What kind of discipline problems do the least compliant detainees create?
Attempting to strike a guard, or actually succeeding in striking a guard. There's this concoction – euphemistically titled a body fluid cocktail – that they will occasionally toss on a guard or attempt to, things of that nature. So, again, back to the facilities themselves. They all get recreation, group recreation, and in some of the camps they get newspapers, USA Today, a redacted copy.
Isn't the problem for your image that you're so often conflated, inaccurately, with everything that went on at Abu Ghraib?
Sure, that's probably a good assessment.
There are arguments that the Pentagon hasn't pushed back as much as it should against the notion that Abu Ghraib is the norm rather than something that was a horrible but brief period.
I can't tell you what I don't know, and I don't know. I can tell you there's nothing that goes on at Guantánamo that I would be embarrassed or ashamed to show my mom or my kids.
What about the interrogation techniques and that sort of thing?
I'm not a professional interrogator, nor am I an intelligence officer. I can tell you that you could probably characterize the interrogation as an interview. It's completely voluntary. The detainee can decide not to go. He can decide to terminate the interview or the interrogation at any point. And, in fact, about a third of the interviews or interrogations are at the request of the detainee.
So there's none of the coercive measures that we saw at Abu Ghraib and that the Congress has debated? None of that goes on? There's nothing at Guantánamo that is coercive?
Absolutely not. I'm personally accountable for the safety and health of the detainees, personally accountable. My detainee guard force, that's their role in all this, to ensure the safety and well-being of the detainees. So when they have these interviews or interrogations, they're monitored by video. They're in a closed room, with a big fluffy blue sofa for the detainee. The interviewer sits in a chair and they have a discussion. They just sit there and talk. But it's monitored by video, not recorded, no sound. But my guard can ensure that both the detainee and the interviewer are safe.

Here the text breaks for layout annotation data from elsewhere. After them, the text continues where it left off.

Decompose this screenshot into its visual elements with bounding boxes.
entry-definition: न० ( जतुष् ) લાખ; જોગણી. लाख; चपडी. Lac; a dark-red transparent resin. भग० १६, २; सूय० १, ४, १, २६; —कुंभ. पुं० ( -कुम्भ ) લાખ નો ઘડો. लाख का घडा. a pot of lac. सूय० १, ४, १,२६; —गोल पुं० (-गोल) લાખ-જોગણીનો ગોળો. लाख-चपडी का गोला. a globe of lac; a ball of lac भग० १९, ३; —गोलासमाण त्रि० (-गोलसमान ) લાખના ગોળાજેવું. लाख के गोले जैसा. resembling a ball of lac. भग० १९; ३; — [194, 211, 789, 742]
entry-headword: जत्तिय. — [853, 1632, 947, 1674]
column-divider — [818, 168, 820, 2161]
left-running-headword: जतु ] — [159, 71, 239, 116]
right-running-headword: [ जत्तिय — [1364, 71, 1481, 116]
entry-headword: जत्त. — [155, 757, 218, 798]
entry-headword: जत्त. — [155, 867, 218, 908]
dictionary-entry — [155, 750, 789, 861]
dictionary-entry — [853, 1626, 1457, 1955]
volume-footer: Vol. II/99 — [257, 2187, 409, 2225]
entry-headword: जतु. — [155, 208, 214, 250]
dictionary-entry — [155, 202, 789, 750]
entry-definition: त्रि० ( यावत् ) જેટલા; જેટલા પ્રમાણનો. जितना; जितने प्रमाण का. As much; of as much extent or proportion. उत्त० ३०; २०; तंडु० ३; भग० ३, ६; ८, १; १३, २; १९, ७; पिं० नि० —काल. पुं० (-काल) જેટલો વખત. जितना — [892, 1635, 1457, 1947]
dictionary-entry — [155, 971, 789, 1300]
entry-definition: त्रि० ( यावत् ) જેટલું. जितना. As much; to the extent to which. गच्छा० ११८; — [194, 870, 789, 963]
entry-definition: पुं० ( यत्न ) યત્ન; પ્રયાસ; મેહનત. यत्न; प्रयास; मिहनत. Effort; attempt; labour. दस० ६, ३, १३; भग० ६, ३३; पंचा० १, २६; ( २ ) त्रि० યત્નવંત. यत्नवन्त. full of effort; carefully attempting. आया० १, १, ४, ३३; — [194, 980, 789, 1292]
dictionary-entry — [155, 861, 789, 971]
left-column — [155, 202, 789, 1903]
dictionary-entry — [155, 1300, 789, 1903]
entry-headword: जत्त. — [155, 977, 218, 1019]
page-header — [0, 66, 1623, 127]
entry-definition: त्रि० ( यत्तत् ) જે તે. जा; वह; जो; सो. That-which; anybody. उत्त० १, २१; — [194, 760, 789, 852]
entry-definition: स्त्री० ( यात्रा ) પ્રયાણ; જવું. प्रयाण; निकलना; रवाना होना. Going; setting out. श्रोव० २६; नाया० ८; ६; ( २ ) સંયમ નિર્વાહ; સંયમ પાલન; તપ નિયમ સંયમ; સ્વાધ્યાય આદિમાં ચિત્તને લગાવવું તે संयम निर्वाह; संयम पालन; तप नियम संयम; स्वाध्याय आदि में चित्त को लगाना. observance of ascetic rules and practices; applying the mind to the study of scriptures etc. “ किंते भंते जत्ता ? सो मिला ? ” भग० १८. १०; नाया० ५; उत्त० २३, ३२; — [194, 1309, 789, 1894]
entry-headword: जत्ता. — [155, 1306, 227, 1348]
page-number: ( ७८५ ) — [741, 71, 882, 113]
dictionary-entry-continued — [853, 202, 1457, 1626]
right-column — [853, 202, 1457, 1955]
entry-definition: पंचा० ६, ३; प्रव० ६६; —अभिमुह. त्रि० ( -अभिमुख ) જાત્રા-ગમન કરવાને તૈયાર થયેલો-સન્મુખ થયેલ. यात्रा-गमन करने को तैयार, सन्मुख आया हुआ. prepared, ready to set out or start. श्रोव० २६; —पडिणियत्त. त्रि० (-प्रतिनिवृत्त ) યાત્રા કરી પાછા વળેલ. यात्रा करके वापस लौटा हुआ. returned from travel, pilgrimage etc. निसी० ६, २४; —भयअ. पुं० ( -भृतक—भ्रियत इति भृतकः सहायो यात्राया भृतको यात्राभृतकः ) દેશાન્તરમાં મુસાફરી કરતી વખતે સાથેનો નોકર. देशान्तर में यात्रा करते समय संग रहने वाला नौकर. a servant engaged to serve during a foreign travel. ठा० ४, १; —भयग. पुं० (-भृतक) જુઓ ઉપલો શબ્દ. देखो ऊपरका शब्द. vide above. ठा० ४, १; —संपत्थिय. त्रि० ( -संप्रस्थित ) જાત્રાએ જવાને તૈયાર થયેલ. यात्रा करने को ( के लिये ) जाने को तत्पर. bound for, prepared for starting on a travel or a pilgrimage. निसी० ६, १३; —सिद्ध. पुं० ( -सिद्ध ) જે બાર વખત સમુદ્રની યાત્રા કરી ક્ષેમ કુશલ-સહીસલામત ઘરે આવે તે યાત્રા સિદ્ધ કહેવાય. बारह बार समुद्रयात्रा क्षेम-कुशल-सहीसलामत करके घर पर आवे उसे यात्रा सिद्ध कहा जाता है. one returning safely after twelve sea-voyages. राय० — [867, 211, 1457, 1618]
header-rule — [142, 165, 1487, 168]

There are high-value detainees there?
Yes there are. They're in a separate camp called Camp Seven, whose existence was acknowledged last December, whose location is undisclosed for reasons of national security, but it is in Guantánamo. I'm accountable for them just like the other 240-some detainees, so their medical treatment, their food, their guard force, everything else is exactly the same as the other detainees get.
What about some of the cultural issues that have come up?
We have about six different menus, and there are over 60 special meals, depending on the dietary need or health concern. All the food is prepared strictly in accordance with the Halal process, the Islamic requirements. We strictly observe the five prayer times. Silence is maintained during the prayer call. Each detainee block has got a self-appointed or elected imam.
We issue them prayer kits, prayer rugs, prayer beads.